Competition will take care of companies that run on these lines.

Yet the debate rages: what is creativity in advertising? The Ad Review hosted by the Advertising Club last week had Balakrishnan (Balki) of Lowe attempting to answer that. The sum and substance of what he said to an attentive audience of over 500 creative people was that an advertisement needs to be interesting.

I am sure that is one rather good way of defining creative advertising. If advertising is interesting, it attracts attention and communicates well.

I do not wish to over-simplify what Balki said. Nor do I dispute it. There would be as many interpretations of creativity as there are creative people.

Yet he also said that the awards in the advertising business ended up judging creativity, not advertising. He went on to say that scam advertising should be permissible because the organisers of awards made the ridiculous prerequisite that the `Campaign of the Year' should have pieces of work from print, electronic and outdoor media, or some such thing. He was squarely placing the reason for scam advertising at the gates of those who organise awards.

Well, he had the floor. Now, I can have my say. Firstly, I am glad the President of the Advertising Club Bombay stood up right there and said that the `Campaign of the Year' for the Abby awards, which are arguably the most coveted awards in India, does not need work across media. Having got that out of the way, I wonder what new excuse creative types need to keep churning out scam advertising.

Let's get this straight once and for all. Advertising awards like the Abby and the Triple A are supposed to judge creativity in Advertising. The operative words are "in advertising." Whether you like it or not, there cannot be any argument about what advertising is. In case it needs reiteration, it is paid communication.

Now this is where the grey area should get wiped out completely. Advertising goes through the rigour of a brief, a strategy and a creative interpretation of that strategy. It is also something that is supposed to be thought through with a set of objectives to achieve. A set of objectives that normally pertains to the market, and the consumers therein. It also goes through the hands of a client. What appears in print or on the TV is something that has gone through these trials by fire, so to say.

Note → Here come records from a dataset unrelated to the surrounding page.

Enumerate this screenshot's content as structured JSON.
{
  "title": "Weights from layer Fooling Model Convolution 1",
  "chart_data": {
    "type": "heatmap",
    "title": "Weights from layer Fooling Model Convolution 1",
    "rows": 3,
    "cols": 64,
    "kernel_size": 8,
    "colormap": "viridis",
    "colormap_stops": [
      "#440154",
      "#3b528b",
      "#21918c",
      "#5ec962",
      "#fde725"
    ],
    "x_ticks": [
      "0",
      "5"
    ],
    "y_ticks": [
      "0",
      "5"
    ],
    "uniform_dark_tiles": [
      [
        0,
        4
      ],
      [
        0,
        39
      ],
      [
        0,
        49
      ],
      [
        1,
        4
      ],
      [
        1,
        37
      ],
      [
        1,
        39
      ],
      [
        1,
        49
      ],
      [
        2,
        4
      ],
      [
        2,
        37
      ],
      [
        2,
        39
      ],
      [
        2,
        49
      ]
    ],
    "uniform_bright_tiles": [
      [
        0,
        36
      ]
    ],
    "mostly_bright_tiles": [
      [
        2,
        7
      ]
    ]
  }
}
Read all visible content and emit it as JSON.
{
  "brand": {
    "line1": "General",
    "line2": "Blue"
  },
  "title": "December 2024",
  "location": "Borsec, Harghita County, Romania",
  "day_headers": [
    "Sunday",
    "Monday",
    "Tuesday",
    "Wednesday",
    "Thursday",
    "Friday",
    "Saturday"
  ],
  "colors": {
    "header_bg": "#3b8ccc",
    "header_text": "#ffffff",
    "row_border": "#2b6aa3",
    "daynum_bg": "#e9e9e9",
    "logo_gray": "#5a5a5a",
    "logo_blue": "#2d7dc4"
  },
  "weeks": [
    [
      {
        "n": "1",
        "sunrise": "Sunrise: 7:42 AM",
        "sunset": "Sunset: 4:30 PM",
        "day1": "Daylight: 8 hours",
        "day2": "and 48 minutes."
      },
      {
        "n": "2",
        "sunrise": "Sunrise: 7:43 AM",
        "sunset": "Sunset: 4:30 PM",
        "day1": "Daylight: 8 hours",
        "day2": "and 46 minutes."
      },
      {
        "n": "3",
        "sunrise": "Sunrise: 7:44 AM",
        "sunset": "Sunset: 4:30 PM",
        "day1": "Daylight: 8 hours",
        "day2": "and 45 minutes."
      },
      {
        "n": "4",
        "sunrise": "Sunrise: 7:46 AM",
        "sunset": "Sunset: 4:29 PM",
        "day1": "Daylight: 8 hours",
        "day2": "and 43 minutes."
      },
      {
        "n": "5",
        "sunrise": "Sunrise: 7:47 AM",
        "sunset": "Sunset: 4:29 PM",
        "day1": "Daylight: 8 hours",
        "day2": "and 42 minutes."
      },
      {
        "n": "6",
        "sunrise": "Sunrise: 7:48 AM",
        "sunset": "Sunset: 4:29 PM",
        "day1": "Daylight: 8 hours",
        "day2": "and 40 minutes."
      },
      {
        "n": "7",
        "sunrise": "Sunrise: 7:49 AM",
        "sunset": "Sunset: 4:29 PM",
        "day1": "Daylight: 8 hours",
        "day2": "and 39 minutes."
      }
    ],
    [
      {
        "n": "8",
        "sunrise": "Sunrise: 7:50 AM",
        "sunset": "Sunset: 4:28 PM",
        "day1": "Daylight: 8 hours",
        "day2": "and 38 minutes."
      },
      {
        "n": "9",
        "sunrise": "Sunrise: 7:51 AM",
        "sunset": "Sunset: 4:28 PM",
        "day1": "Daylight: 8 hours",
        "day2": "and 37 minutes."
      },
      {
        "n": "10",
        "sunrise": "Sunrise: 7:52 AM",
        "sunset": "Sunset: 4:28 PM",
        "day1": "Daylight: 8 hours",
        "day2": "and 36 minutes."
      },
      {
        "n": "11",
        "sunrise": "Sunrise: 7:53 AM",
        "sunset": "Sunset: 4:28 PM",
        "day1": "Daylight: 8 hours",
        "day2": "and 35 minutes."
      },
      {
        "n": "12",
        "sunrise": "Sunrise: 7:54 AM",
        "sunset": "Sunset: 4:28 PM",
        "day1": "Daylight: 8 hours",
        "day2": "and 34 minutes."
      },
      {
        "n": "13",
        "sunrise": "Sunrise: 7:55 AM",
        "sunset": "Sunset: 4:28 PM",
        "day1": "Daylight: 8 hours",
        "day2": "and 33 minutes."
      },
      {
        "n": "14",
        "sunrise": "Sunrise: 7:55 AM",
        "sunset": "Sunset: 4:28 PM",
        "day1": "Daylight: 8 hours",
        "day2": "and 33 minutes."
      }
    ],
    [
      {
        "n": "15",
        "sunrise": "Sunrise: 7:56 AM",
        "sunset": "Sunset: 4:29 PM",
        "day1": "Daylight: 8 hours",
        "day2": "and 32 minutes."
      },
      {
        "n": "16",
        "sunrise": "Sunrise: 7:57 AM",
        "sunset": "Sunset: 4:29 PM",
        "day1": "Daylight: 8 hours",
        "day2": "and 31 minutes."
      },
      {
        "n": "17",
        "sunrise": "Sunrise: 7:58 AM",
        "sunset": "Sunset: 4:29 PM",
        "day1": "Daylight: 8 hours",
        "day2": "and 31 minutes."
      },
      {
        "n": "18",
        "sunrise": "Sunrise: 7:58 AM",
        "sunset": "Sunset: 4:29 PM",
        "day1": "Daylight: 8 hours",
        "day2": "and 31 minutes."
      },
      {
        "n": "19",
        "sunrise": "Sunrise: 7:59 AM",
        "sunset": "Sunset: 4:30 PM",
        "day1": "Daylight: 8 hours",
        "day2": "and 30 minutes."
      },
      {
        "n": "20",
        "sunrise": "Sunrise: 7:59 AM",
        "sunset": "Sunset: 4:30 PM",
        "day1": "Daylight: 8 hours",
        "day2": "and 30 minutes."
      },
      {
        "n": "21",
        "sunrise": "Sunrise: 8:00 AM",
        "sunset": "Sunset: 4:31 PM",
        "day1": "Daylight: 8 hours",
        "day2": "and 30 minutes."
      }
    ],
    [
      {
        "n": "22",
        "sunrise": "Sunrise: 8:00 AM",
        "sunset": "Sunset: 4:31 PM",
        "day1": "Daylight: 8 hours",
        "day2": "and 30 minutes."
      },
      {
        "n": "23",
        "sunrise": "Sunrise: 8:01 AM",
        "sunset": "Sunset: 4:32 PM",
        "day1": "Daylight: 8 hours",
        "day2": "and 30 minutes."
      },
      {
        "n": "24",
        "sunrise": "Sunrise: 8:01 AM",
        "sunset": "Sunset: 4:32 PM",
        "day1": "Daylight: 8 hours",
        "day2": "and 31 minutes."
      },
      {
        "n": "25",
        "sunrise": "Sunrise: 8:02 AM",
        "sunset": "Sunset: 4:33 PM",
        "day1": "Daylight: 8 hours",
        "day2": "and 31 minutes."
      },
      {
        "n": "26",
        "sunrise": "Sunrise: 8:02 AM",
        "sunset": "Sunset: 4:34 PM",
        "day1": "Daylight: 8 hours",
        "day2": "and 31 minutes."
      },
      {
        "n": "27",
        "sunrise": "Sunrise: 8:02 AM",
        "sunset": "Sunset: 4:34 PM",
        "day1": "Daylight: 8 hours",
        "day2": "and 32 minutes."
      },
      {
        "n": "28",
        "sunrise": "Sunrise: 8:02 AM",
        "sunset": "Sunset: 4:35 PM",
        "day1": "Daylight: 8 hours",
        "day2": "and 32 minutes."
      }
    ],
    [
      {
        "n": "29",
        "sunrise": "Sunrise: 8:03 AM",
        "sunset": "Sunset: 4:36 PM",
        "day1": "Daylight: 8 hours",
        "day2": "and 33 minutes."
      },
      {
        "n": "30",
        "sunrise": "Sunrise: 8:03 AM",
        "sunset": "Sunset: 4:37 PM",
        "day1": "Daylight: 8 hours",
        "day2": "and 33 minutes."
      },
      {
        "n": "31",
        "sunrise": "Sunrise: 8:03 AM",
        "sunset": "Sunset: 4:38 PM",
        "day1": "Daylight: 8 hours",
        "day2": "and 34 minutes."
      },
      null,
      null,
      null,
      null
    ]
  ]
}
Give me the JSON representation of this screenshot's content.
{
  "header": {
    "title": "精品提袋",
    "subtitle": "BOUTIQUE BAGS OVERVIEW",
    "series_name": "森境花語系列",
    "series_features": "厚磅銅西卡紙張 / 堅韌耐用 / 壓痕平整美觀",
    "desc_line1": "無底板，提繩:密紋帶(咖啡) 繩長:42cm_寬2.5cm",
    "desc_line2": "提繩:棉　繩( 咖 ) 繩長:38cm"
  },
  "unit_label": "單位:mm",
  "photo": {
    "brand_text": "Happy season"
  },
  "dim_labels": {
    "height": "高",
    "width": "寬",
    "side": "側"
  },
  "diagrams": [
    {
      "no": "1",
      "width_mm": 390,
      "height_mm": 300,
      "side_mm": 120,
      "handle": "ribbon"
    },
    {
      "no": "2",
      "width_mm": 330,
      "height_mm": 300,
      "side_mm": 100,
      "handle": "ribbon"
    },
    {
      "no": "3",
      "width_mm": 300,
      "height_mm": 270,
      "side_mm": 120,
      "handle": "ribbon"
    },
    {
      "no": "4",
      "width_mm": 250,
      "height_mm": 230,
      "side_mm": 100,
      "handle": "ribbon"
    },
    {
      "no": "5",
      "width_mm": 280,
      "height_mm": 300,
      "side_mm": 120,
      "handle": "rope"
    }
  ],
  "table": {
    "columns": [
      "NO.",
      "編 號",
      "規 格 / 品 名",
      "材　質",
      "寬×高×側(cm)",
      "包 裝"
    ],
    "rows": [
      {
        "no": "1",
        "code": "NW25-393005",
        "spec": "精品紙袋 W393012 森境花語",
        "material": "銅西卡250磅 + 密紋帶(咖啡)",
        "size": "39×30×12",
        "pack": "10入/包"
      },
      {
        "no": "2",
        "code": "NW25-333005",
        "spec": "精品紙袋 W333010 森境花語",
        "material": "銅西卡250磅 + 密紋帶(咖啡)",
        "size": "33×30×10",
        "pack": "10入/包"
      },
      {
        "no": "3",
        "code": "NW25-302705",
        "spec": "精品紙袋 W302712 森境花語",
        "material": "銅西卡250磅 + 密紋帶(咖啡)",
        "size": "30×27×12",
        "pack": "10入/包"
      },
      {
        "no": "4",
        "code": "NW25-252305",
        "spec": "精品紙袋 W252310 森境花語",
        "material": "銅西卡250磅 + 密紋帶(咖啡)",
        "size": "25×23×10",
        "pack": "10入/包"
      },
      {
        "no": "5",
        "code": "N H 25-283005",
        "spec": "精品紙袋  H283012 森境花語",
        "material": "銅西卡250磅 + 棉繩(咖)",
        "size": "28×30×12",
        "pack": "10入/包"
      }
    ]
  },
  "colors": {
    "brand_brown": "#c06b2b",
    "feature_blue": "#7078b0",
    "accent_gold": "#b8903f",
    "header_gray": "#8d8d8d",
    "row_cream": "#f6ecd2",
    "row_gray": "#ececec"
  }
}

A scam advertisement is something no client asked for, and probably did not pay for. It was created in the fertile `mind-field' of a glory-hunting creative person. It was placed in the media for only one reason. To qualify as an entry for an award. The objectives were personal glory. It had nothing to do with markets and consumers.

It is just not fair to allow such an entry to compete along with a regular advertisement. Either you create categories like "unpublished work" and the like or you create a new set of awards for creativity. Just creativity. Not creativity in advertising.

I respect Balki. I admire his work. I like him as a person. I think he is genuine. That is why I despair at him going off like a loose cannon before an adoring crowd of young people. Young people who will lap up what he says and model themselves not on what he does, but on what he says.

The advertising industry moans about not being taken seriously. Various management consultants have stepped into what could easily have been the domain of the advertising agency.

It is important that the industry rises above personal glory and thinks about common good. At the end of the day, I believe that even creativity has to bow before integrity. And then, just as you cannot be "slightly" pregnant, you cannot be "slightly" honest. And a few honest men like Balki should be saying it as it is.